Mind you, I’m not advocating any specific course of action here, nor am I likely to do so. The prospect of Civil War v2.0 is an awful one, as I’ve said over and over here, a thing to be dreaded. In fact, I’m hesitant to even mull such notions over in a public forum, for reasons that ought to be obvious to anyone with a lick of sense.
But what does it say about us as Americans that we accept these travesties, even as we go right on congratulating ourselves for being the “land of the free”?
The questions keep coming: whither liberty? Whither the Constitution; whither America That Was? What senses do we lack that we cannot perceive the shadow of despotism falling over us? Does any of this really matter anymore anyway?
Update! Wilder, in the latest of his CW2.0 Weather Report series, sounds a somber note:
As I’ve mentioned before, a strong economy could take this sort of shock. Our economy isn’t strong. Let’s take New York City. What does it produce? Debt, real estate sales, insurance companies, financial irregularity, the stock market, and national “journalism” that at best is as biased as a Kennedy mother bailing her kids out of jail. If New York City were to disappear tomorrow, the only thing from NYC the Wilder Family would miss is the television show Impractical Jokers®.
Are we richer because of what comes from New York? Are we more stable? Does making another loan to a big corporation so they have enough debt on their books so a New York financier can’t buy them with their own money make us better off? Is it better because the dollars aren’t backed by anything other than a printing press?
In that same time period, manufacturing dropped from 25% of the economy to 11%. Does that make us better off, when critical goods are made an ocean away? Does that make us more stable and able to weather a crisis?
As the economy collapses, it’s collapsing because it has been hollowed out for decades. I will say that studies show, before 1980, Democrats were strongly focused on keeping the manufacturing and construction industries strong, since the unions that dominated that sector were lock-step voters for the Democrats.
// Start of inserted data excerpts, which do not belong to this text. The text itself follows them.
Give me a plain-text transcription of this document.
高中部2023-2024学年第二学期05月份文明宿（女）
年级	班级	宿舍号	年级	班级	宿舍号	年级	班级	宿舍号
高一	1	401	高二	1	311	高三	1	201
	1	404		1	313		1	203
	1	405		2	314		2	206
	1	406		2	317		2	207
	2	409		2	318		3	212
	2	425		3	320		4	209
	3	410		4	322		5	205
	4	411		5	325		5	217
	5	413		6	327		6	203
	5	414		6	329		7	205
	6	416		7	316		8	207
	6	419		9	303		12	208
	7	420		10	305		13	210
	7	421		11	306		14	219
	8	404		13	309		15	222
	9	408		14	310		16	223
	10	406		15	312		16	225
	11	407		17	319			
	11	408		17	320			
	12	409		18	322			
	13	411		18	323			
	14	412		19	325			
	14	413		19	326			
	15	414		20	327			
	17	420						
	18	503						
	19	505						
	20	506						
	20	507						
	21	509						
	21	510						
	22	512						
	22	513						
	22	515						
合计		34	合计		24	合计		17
But, when a shiny new toy of being paid by the big banks plus being able to bring in a whole new class of voters (legal immigrants and illegal aliens) got too big, the Democrats dumped manufacturing and construction.
This collapse has been decades in the making. It won’t be done quickly. And it just might provide the pain to slingshot us into Civil War 2.0.
Revolutions, civil wars, and violent uprisings aren’t usually launched by comfortable, gainfully-employed people who are getting enough to eat.